Amnesia organica e confabulazioni
Nelle sindromi psicorganiche con lesioni cerebrali diffuse la perdita della memoria si manifesta secondo la legge di Ribot, con deficit mnesico inizialmente limitato alla memoria di fissazione, mentre i ricordi lontani sono interessati solo in un secondo tempo.
Il soggetto perde, in un primo tempo, la capacità di fissare dati e di ricordare avvenimenti vissuti anche poco tempo prima: nelle forme più gravi, l’associazione del disorientamento temporo-spaziale e situazionale “riduce il soggetto a vivere nell’hic et nunc, perdendo egli la possibilità d’integrare cronologicamente gli avvenimenti (…). A questa impossibilità, classicamente descritta, di memorizzare il presente, di solito si associa anche un’amnesia del passato (amnesia anterograda) per cui il paziente perde il senso dell’identità (…) ma raramente in maniera completa. Il paziente presenta lacune mnesiche su cui “galleggiano” frammenti isolati di ricordi. Può mostrare dei vuoti nella sua capacità di ricordare eventi emozionalmente significativi, e al contrario essere capace di rammentare fatti banali o che non lo riguardano direttamente” (Furlan e Picci, 1990).
Ai vuoti mnesici il malato sopperisce con le confabulazioni, il cui contenuto è spesso correlato a esperienze significative per il paziente (vicende professionali, affettive, ecc.). Esse possono comparire mentre il paziente viene interrogato (confabulazioni di compenso) o far parte di un’elaborazione spontanea (confabulazioni spontanee). In genere sono cangianti, per cui possono essere rivelate ponendo al paziente la stessa domanda in momenti successivi.
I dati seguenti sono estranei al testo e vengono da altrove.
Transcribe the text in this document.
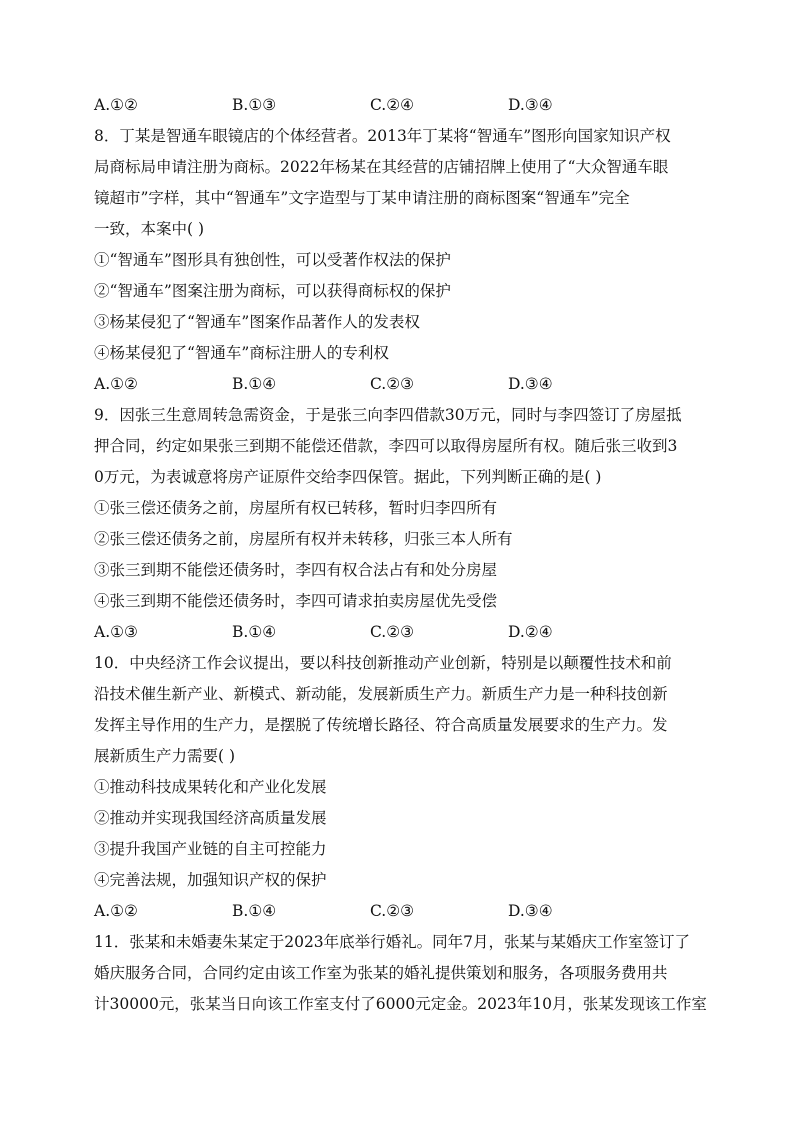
A.①②	B.①③	C.②④	D.③④
8．丁某是智通车眼镜店的个体经营者。2013年丁某将“智通车”图形向国家知识产权
局商标局申请注册为商标。2022年杨某在其经营的店铺招牌上使用了“大众智通车眼
镜超市”字样，其中“智通车”文字造型与丁某申请注册的商标图案“智通车”完全
一致，本案中( )
①“智通车”图形具有独创性，可以受著作权法的保护
②“智通车”图案注册为商标，可以获得商标权的保护
③杨某侵犯了“智通车”图案作品著作人的发表权
④杨某侵犯了“智通车”商标注册人的专利权
A.①②	B.①④	C.②③	D.③④
9．因张三生意周转急需资金，于是张三向李四借款30万元，同时与李四签订了房屋抵
押合同，约定如果张三到期不能偿还借款，李四可以取得房屋所有权。随后张三收到3
0万元，为表诚意将房产证原件交给李四保管。据此，下列判断正确的是( )
①张三偿还债务之前，房屋所有权已转移，暂时归李四所有
②张三偿还债务之前，房屋所有权并未转移，归张三本人所有
③张三到期不能偿还债务时，李四有权合法占有和处分房屋
④张三到期不能偿还债务时，李四可请求拍卖房屋优先受偿
A.①③	B.①④	C.②③	D.②④
10．中央经济工作会议提出，要以科技创新推动产业创新，特别是以颠覆性技术和前
沿技术催生新产业、新模式、新动能，发展新质生产力。新质生产力是一种科技创新
发挥主导作用的生产力，是摆脱了传统增长路径、符合高质量发展要求的生产力。发
展新质生产力需要( )
①推动科技成果转化和产业化发展
②推动并实现我国经济高质量发展
③提升我国产业链的自主可控能力
④完善法规，加强知识产权的保护
A.①②	B.①④	C.②③	D.③④
11．张某和未婚妻朱某定于2023年底举行婚礼。同年7月，张某与某婚庆工作室签订了
婚庆服务合同，合同约定由该工作室为张某的婚礼提供策划和服务，各项服务费用共
计30000元，张某当日向该工作室支付了6000元定金。2023年10月，张某发现该工作室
E’ questa la situazione tipica della sindrome di Korsakoff, dal nome del medico russo che per primo trattò delle turbe della memoria associate a disturbi della psicomotricità e della sensibilità agli arti in pazienti alcolisti. In alcuni studi pubblicati tra il 1887 e il 1891, egli descriveva questi due aspetti, apparentemente lontani tra di loro, come facenti parte della stessa malattia, donde il nome di “psicosi polinevritica”, indicata poi anche con il nome di “psicosi confabulatoria amnesica”.
Lo stesso Sergej Sergeivich Korsakoff osservò successivamente che non si trattava di un disturbo specifico dell’alcolismo, potendo rappresentare la complicanza di altre affezioni e traumi cerebrali.